Liam notó cuando Denise se levantó de su asiento y se dirigió hacia el chofer del autobús. Esperó pacientemente, oyendo como su amiga se comunicaba con el hombre en su básico inglés y sonrió, sintiéndose culpable por haber dudado de sus capacidades. No lo hacía tan mal después de todo. Sabía cómo defenderse.

—En diez minutos llegaremos a la terminal de buses de Waterford —le informó Denise, al cabo de un momento.

—Eso ha sido mucho más rápido de lo que esperaba —dijo, frunciendo el ceño—. ¿Tomaste el bus que te indiqué? —preguntó.

—Emmm… realmente no. Sorpresivamente, el vuelo se adelantó unos minutos, por lo que no me quedó más remedio que preguntar cómo llegar hasta Waterford. En el aeropuerto me indicaron como tenía que hacer para tomarme este bus, y así lo hice. Me dijeron que llegaría bastante más rápido —respondió, dudosa—. Creo que está bien, ¿no?

—Sí, sí, tranquila. Ahora mismo salgo hacia la terminal a buscarte.

—Puedo tomarme un taxi…

—No me dejaste ir por ti a Dublín, al menos déjame que te busque aquí.

—Pero…

—No sé por qué intentas evitarlo. Al fin y al cabo, me verás cuando llegues.

—Tienes razón, pero…

—¡Basta de peros! —exclamó—. En cinco minutos estaré allí.

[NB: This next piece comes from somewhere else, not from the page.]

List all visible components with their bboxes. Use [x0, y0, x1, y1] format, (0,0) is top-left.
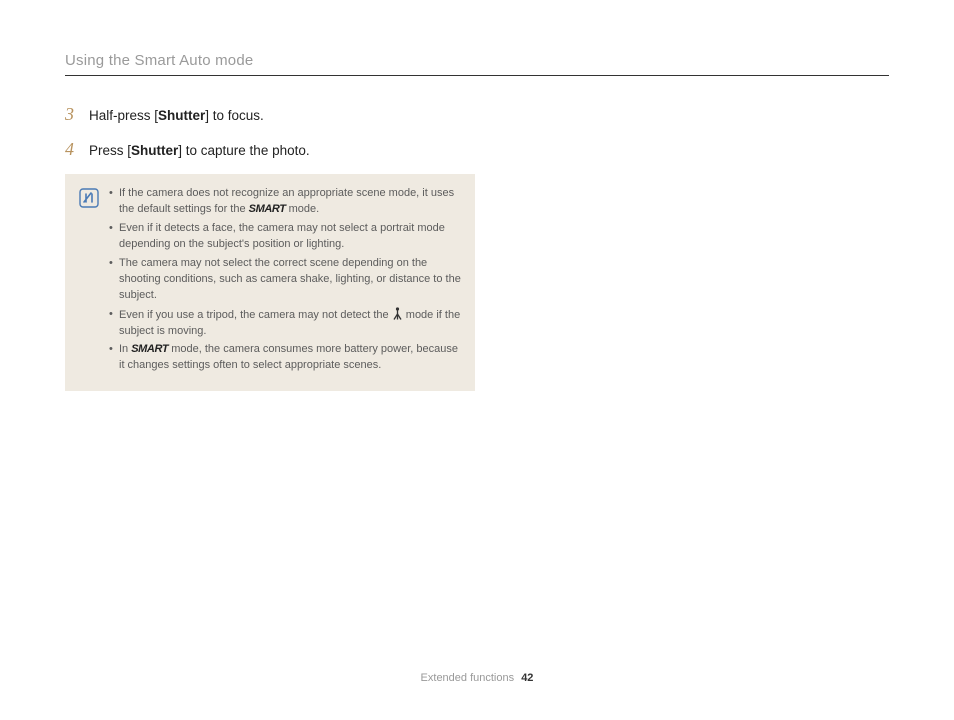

Llámame en cuanto te bajes del bus. ¡Llámame!, ¿entendido?

—Entendido, mi capitán —dijo, en tono de burla.

—Más te vale…

—Lo prometo.

—Bien, ahora mismo salgo para allá. Adiós —dijo, dando por finalizada

la llamada.

Realmente, no entendía por qué no quería que la buscara, no obstante, si pretendía vivir con él, tendría que acostumbrarse a su presencia. Sonrió, pensando en la terquedad de su amiga, antes de tomar sus muletas y levantarse del sofá, encaminándose hacia la puerta que comunicaba la sala con el garaje.